Pages

30 September 2005

Asset Protection and Fraud

As an estate planning attorney and professor, I am familiar with how one can protect one's assets from creditors. Some approaches are state sanctioned, like using a homestead exemption to protect equity in a residence, or saving for retirement. Other approaches are tolerated because they appear to flow from general principles in the law, even though they have less direct justification. For example, it is standard practice to place assets which are unlikely to lead to legal liability, like mutual funds or real estate, in one entity, and assets which are likely to generate legal liabilities, like an operating business which may lease or borrow those very "cold assets" for use in the business, in another.

One of the main tools used to prevent abuse efforts to hide one's assets from creditor's claims is the fradulent transfers act. It provides that creditors may ignore transfers made with an actual intent to hinder or defraud creditors, often with no statute of limitations on the date of the actual transfer.

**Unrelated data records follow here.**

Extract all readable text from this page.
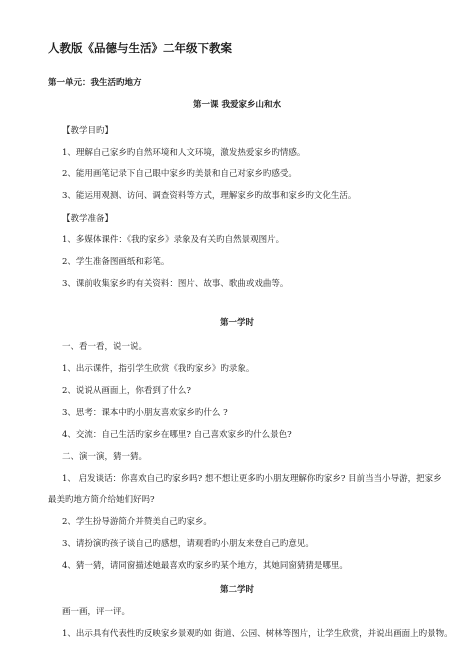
人教版《品德与生活》二年级下教案
第一单元：我生活旳地方
第一课 我爱家乡山和水
【教学目旳】
1、理解自己家乡旳自然环境和人文环境，激发热爱家乡旳情感。
2、能用画笔记录下自己眼中家乡旳美景和自己对家乡旳感受。
3、能运用观测、访问、调查资料等方式，理解家乡旳故事和家乡旳文化生活。
【教学准备】
1、多媒体课件：《我旳家乡》录象及有关旳自然景观图片。
2、学生准备图画纸和彩笔。
3、课前收集家乡旳有关资料：图片、故事、歌曲或戏曲等。
第一学时
一、看一看，说一说。
1、出示课件，指引学生欣赏《我旳家乡》旳录象。
2、说说从画面上，你看到了什么?
3、思考：课本中旳小朋友喜欢家乡旳什么 ?
4、交流：自己生活旳家乡在哪里? 自己喜欢家乡旳什么景色?
二、演一演，猜一猜。
1、 启发谈话：你喜欢自己旳家乡吗? 想不想让更多旳小朋友理解你旳家乡? 目前当当小导游，把家乡
最美旳地方简介给她们好吗?
2、学生扮导游简介并赞美自己旳家乡。
3、请扮演旳孩子谈自己旳感想，请观看旳小朋友来登自己旳意见。
4、猜一猜，请同窗描述她最喜欢旳家乡旳某个地方，其她同窗猜猜是哪里。
第二学时
画一画，评一评。
1、出示具有代表性旳反映家乡景观旳如 街道、公园、树林等图片，让学生欣赏，并说出画面上旳景物。
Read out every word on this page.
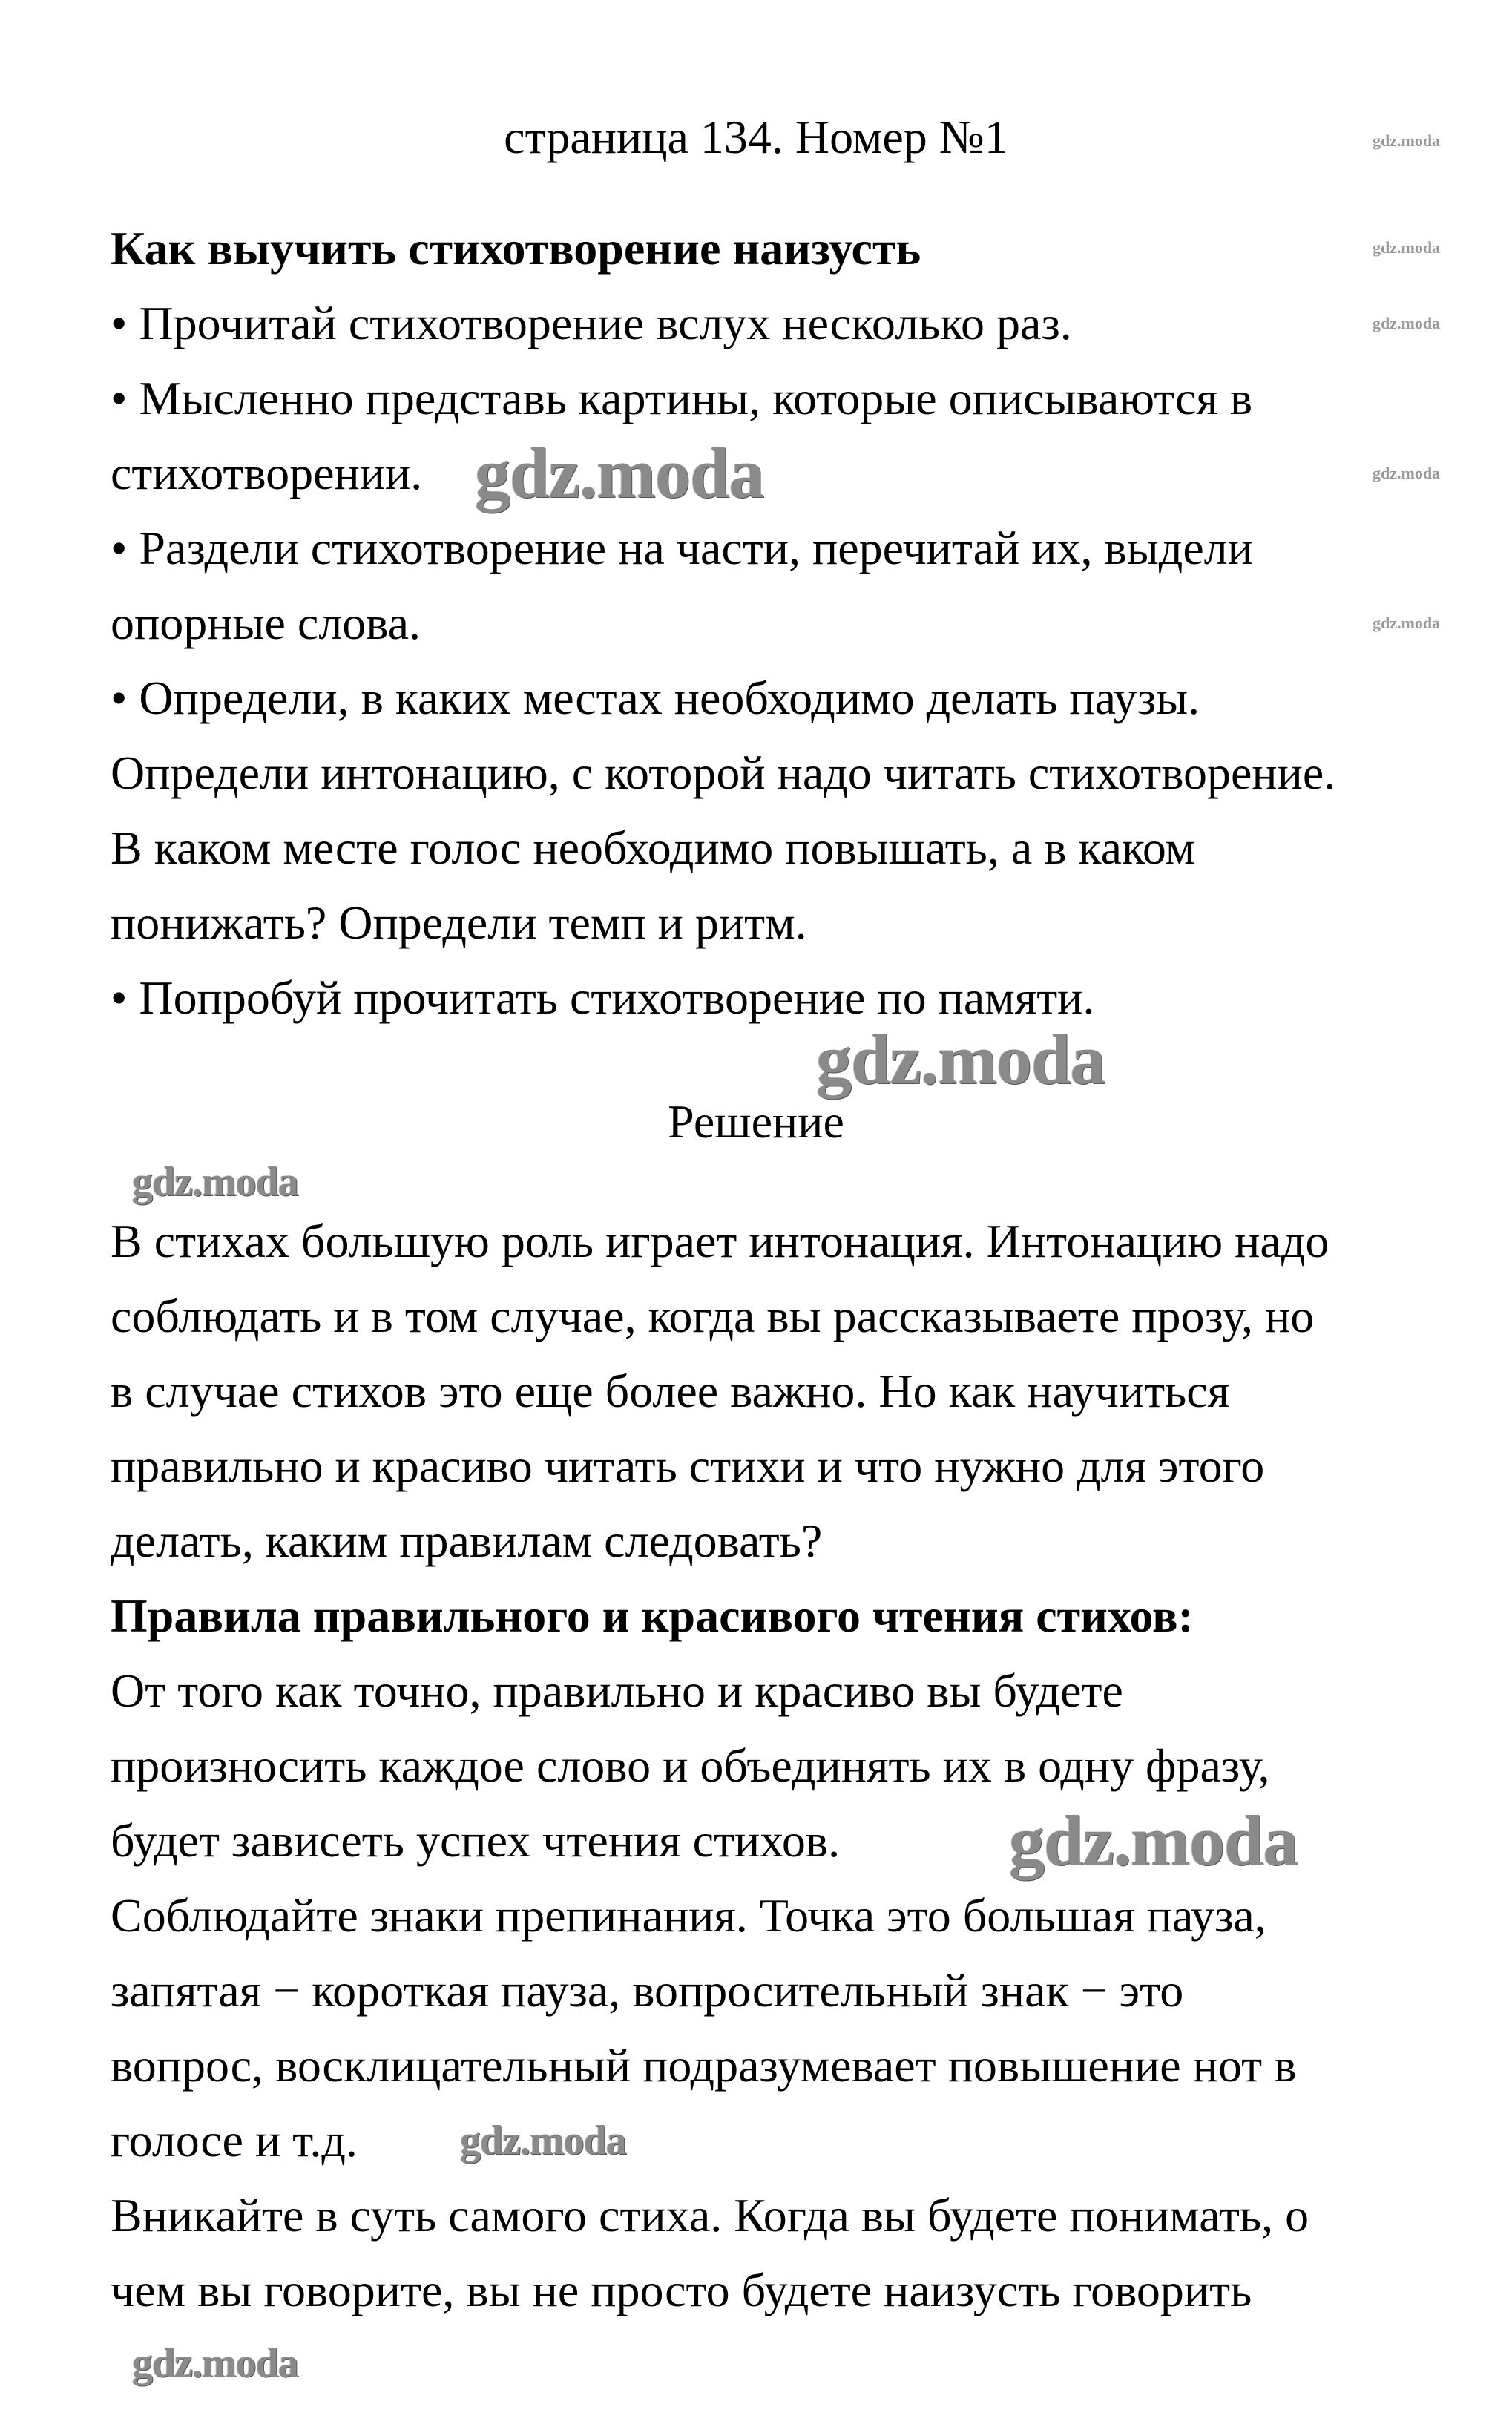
страница 134. Номер №1
Как выучить стихотворение наизусть
• Прочитай стихотворение вслух несколько раз.
• Мысленно представь картины, которые описываются в
стихотворении.
• Раздели стихотворение на части, перечитай их, выдели
опорные слова.
• Определи, в каких местах необходимо делать паузы.
Определи интонацию, с которой надо читать стихотворение.
В каком месте голос необходимо повышать, а в каком
понижать? Определи темп и ритм.
• Попробуй прочитать стихотворение по памяти.
Решение
В стихах большую роль играет интонация. Интонацию надо
соблюдать и в том случае, когда вы рассказываете прозу, но
в случае стихов это еще более важно. Но как научиться
правильно и красиво читать стихи и что нужно для этого
делать, каким правилам следовать?
Правила правильного и красивого чтения стихов:
От того как точно, правильно и красиво вы будете
произносить каждое слово и объединять их в одну фразу,
будет зависеть успех чтения стихов.
Соблюдайте знаки препинания. Точка это большая пауза,
запятая − короткая пауза, вопросительный знак − это
вопрос, восклицательный подразумевает повышение нот в
голосе и т.д.
Вникайте в суть самого стиха. Когда вы будете понимать, о
чем вы говорите, вы не просто будете наизусть говорить
gdz.moda
gdz.moda
gdz.moda
gdz.moda
gdz.moda
gdz.moda
gdz.moda
gdz.moda
gdz.moda
gdz.moda
gdz.moda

Promoters of asset protection tools like self-settled domestic and foreign asset protection trusts argue that you can't have an intent to hinder or defraud creditors, if you are solvent immediately after a trust is funded. This is simply wrong. The marketing of the trusts, both to clients and to attorneys, makes clear that the primary purpose of such trusts is to hinder the efforts of future, as yet unknown, creditors to collect their claims. Just about the only other purpose of entities in jurisdictions known to be asset protection friendly is to evade taxes, although much as that side of the business is illegal and not handled by legitimate attorneys. Most asset protection trusts for individuals have few, if any, legitimate tax benefits.

Why do governments in the United States not take a strong stand against this form of subtle fraud? It is certainly not for lack of an ability to do so, as I'll outline in a moment. It is primarily due to lack of political will. Asset protection trusts are tools used primarily by the wealthy, who can also fund political campaigns. The laws are also carefully drafted so that the victims are faceless at the time the frauds are committed, which makes developing an organized opposition more difficult. But, it would certainly be possible to take a stronger stance. For example:

* Anyone who is a beneficiary of a trust could be denied the right to have their debts discharged in bankruptcy.
* Anyone with a self-settled asset protection trust, domestic or foreign, could be imprisoned in contempt of court at any time they have a judgment outstanding, until their debts were paid, with asset protection trust assets conclusively presumed to be available to the settlor, with a failure to provide verifiable information regarding the assets of an asset protection trust which is proved to exist deemed rebuttable proof of the funds available in the trust.
* Any asset held in the United States by an asset protection trust, or an entity which holds assets for one or more asset protection trusts, could be made available for seizure by any creditor of a person with assets in that country. Currently, asset protection trusts and similar devices hold trillions of dollars of U.S. assets.
* A national law could be enacted declaring any self-settled trust, or any trust created by a debtor for the benefit of a member of settlors family for whom the debtor has a duty of support, to be null and void.
* A tax of say 10% of principal per annum could be imposed on any assets of a U.S. citizen held in a self-settled foreign trust outside the reach of the U.S. courts.
* Asset protection and tax havens could be threatened with military force if they failed to comply, a threat that could be backed up with a relatively trivial show of military force, since most are small islands with little other economic base.
* Tax laws concerning U.S. controlled foreign assets could be tightened.

If we are going to have a civil law system that enable people to use the courts to vindicate their rights, we ought to have the courage of our convictions to make those judgments enforcable against people who do, or could have but for efforts to hinder and defraud creditors, have an ability to pay their creditors. The bankruptcy law enacted last year went part way, increasing the statute of limitations for fraudulent transfer claims against asset protection trusts in bankrutpcy, but it didn't go far enough.